The State of Idaho sent notice of its intent to sue the U.S. Fish and Wildlife Service (USFWS) over the Biden Administration’s failure to remove grizzly bears from the endangered species list.
“Idaho’s entire congressional delegation and the State of Idaho are lockstep in efforts to delist grizzly bears. Idaho has continually demonstrated leadership in species management, and we have never hesitated to push back on the federal government’s overreaching actions that greatly impact a variety of activities on the ground in our state,” Governor Brad Little said.
“Politicians in Washington continue to use outdated endangered species protections to encroach on state sovereignty. In their desire to stop Idahoans from hunting or managing our own destiny, they pretend Idaho cannot handle the management of species. Our state intends to conserve our grizzly populations while balancing the need for limiting dangerous human-bear interactions. This issue, like most, belongs in the hands of the state, not the federal government,” Attorney General Raúl Labrador said.
Over one year ago, Idaho petitioned for delisting the “lower-48” grizzly bear because it does not qualify as a “species” under the Endangered Species Act (ESA). Under the ESA, the USFWS was required to make a 90-day finding by June 7, 2022, but failed to do so. In February of 2023, Governor Little sent a letter to USFWS demanding the agency uphold the law and make a required finding on the State of Idaho’s petition to remove grizzly bears from the endangered species list. The agency responded with a decision, and the State of Idaho has been working on its appeal of the decision. The appeal was filed today.

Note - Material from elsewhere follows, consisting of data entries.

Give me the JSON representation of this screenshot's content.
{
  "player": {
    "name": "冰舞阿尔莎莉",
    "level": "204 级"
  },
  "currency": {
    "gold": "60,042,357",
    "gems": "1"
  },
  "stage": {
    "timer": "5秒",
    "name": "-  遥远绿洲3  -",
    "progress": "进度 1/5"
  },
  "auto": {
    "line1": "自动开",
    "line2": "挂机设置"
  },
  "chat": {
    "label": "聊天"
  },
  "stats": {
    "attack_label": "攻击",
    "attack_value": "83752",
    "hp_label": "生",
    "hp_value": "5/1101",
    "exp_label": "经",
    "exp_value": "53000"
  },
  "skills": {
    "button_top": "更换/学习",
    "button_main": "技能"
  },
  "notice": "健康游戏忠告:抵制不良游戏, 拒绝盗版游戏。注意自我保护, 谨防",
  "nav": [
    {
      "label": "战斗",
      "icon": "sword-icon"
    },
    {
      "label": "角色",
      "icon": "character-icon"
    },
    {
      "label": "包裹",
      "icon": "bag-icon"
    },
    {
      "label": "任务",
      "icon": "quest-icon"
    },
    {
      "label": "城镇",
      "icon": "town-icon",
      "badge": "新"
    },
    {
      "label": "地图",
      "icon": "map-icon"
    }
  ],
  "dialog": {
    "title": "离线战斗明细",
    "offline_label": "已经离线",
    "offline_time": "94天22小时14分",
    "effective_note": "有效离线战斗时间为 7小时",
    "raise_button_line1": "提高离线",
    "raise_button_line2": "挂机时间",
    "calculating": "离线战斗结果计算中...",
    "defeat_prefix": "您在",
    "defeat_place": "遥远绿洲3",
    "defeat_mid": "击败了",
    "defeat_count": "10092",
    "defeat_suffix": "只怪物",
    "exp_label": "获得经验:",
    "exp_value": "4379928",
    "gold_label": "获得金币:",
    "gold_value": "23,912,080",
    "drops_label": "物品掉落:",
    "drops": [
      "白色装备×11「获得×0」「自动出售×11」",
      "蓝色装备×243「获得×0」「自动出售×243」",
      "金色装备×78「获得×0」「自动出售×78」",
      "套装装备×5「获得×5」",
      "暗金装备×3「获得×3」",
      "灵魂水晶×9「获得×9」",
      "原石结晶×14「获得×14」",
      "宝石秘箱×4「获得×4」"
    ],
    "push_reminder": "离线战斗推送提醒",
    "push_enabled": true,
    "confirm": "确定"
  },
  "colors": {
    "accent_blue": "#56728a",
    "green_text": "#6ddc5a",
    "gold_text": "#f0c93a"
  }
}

“The State of Idaho has been and continues to be 100-percent committed to the conservation of grizzly bears, as the actions of local communities, landowners, recreationists and state government have demonstrated. This action is in response to a flawed ESA listing almost 50 years ago that has now become a barrier to the delisting of recovered populations,” Idaho Department of Fish and Game Director Jim Fredericks said.
“What is needed is a commonsense approach to delisting healthy populations of grizzly bears where they exist and continue working with rural communities to reduce human-bear interactions as bear populations increase elsewhere. Unfortunately, the State of Idaho must turn to the judiciary to request relief from the tangled web of ESA case law to work to achieve a commonsense solution,” Governor’s Office of Species Conservation Administrator Mike Edmondson said.
The State of Idaho’s notice states, in part, “Idaho does not send this notice lightly. We prefer to invest the resources of federal and state conservation agencies on actual conservation, rather than on lawsuits. However, the current listed entity does not meet the ESA definition of ‘species,’ and we have robust grizzly bear populations that continue to cause conflict in our rural communities and injure Idaho’s sovereign interests in managing our resident wildlife and conservation resources.”